For City Planners in Seattle, Livability and Equity Go Hand in Hand

According to Vinita Goyal from Seattle’s Office of Planning, inclusivity is essential for healthy neighborhood growth.

Vinita Goyal Seattle City Planning
Courtesy Wikimedia Commons

This is the fourth installment of Metropolis’ new video series, The Slant. Each segment features designers, stakeholders, and end-users weighing in on innovative research, dynamic trends, and thought-provoking ideas that promise to change the way we shape and inhabit buildings.


Today’s urban planners and public policy makers frequently speak about the need for cities to be made “healthy.” But this entails more than public health, says Vinita Goyal, a strategic advisor for Seattle’s Office of Planning and Community Development. It’s about “wellness.”

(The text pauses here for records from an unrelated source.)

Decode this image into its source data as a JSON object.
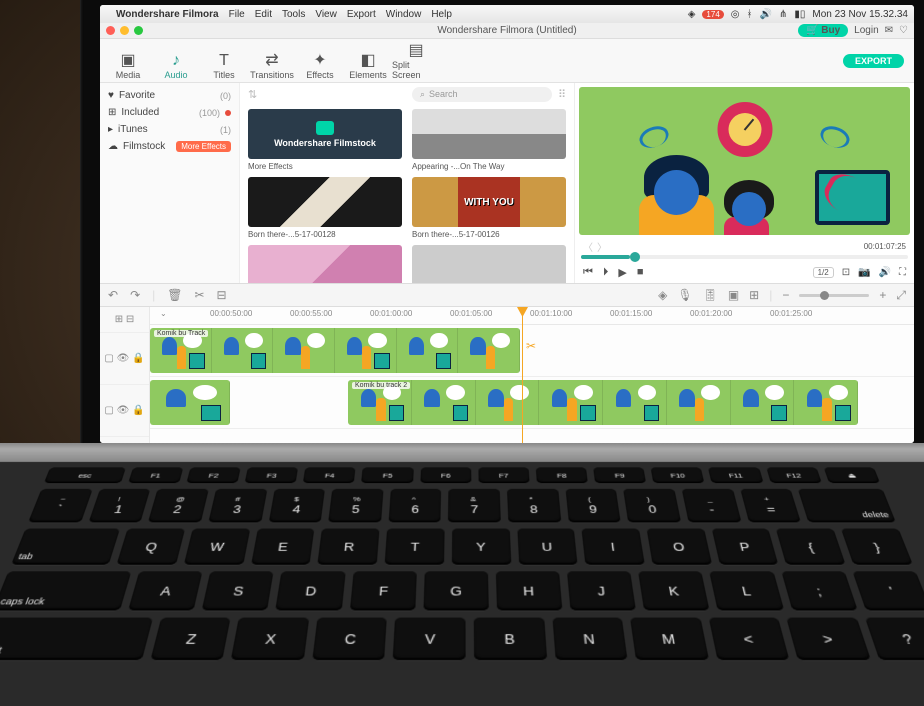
{
  "macbar": {
    "app_name": "Wondershare Filmora",
    "menus": [
      "File",
      "Edit",
      "Tools",
      "View",
      "Export",
      "Window",
      "Help"
    ],
    "status_count": "174",
    "datetime": "Mon 23 Nov  15.32.34"
  },
  "window": {
    "title": "Wondershare Filmora (Untitled)",
    "buy": "Buy",
    "login": "Login"
  },
  "ribbon": {
    "tabs": [
      {
        "label": "Media",
        "icon": "▣"
      },
      {
        "label": "Audio",
        "icon": "♪",
        "active": true
      },
      {
        "label": "Titles",
        "icon": "T"
      },
      {
        "label": "Transitions",
        "icon": "⇄"
      },
      {
        "label": "Effects",
        "icon": "✦"
      },
      {
        "label": "Elements",
        "icon": "◧"
      },
      {
        "label": "Split Screen",
        "icon": "▤"
      }
    ],
    "export": "EXPORT"
  },
  "library": {
    "items": [
      {
        "label": "Favorite",
        "count": "(0)",
        "icon": "♥"
      },
      {
        "label": "Included",
        "count": "(100)",
        "icon": "⊞",
        "dot": true
      },
      {
        "label": "iTunes",
        "count": "(1)",
        "icon": "▸"
      },
      {
        "label": "Filmstock",
        "icon": "☁",
        "button": "More Effects"
      }
    ]
  },
  "browser": {
    "search_placeholder": "Search",
    "thumbs": [
      {
        "name": "More Effects",
        "type": "filmstock",
        "brand": "Wondershare Filmstock"
      },
      {
        "name": "Appearing -...On The Way",
        "type": "couple"
      },
      {
        "name": "Born there-...5-17-00128",
        "type": "piano"
      },
      {
        "name": "Born there-...5-17-00126",
        "type": "withyou",
        "overlay": "WITH YOU"
      },
      {
        "name": "",
        "type": "pink"
      },
      {
        "name": "",
        "type": "grey"
      }
    ]
  },
  "preview": {
    "timecode": "00:01:07:25",
    "speed": "1/2"
  },
  "timeline": {
    "ruler": [
      "00:00:50:00",
      "00:00:55:00",
      "00:01:00:00",
      "00:01:05:00",
      "00:01:10:00",
      "00:01:15:00",
      "00:01:20:00",
      "00:01:25:00"
    ],
    "track1_label": "Komik bu Track",
    "track2_label": "Komik bu track 2"
  },
  "keyboard": {
    "fn": [
      "esc",
      "F1",
      "F2",
      "F3",
      "F4",
      "F5",
      "F6",
      "F7",
      "F8",
      "F9",
      "F10",
      "F11",
      "F12",
      "⏏"
    ],
    "nums": [
      [
        "~",
        "`"
      ],
      [
        "!",
        "1"
      ],
      [
        "@",
        "2"
      ],
      [
        "#",
        "3"
      ],
      [
        "$",
        "4"
      ],
      [
        "%",
        "5"
      ],
      [
        "^",
        "6"
      ],
      [
        "&",
        "7"
      ],
      [
        "*",
        "8"
      ],
      [
        "(",
        "9"
      ],
      [
        ")",
        "0"
      ],
      [
        "_",
        "-"
      ],
      [
        "+",
        "="
      ]
    ],
    "row_q": [
      "Q",
      "W",
      "E",
      "R",
      "T",
      "Y",
      "U",
      "I",
      "O",
      "P"
    ],
    "row_a": [
      "A",
      "S",
      "D",
      "F",
      "G",
      "H",
      "J",
      "K",
      "L"
    ],
    "row_z": [
      "Z",
      "X",
      "C",
      "V",
      "B",
      "N",
      "M"
    ],
    "tab": "tab",
    "caps": "caps lock",
    "shift": "shift",
    "del": "delete"
  }
}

Though increases in amenities such as parks, quality schools, shops, and transportation are traditionally seen as a net positive for cities, this sort of growth, according to Goyal, “has sometime excluded some of the populations from enjoying the benefits.” The challenge for planners is devising ways to make this growth open to all, regardless of income, race, or age.

One way Seattle’s planning department is approaching its city planning is by soliciting community input during the planning process, especially those in disenfranchised neighborhoods. The most effective planning, says Goyal, leverages and builds off of existing community ties and networks. “We are trying to work with the communities, having them participate in the decision-making and focus on priorities that do not fracture those networks and assets but are sensitive to the community on the whole,” she explains.

In doing so, cities can be places “that work for everyone.”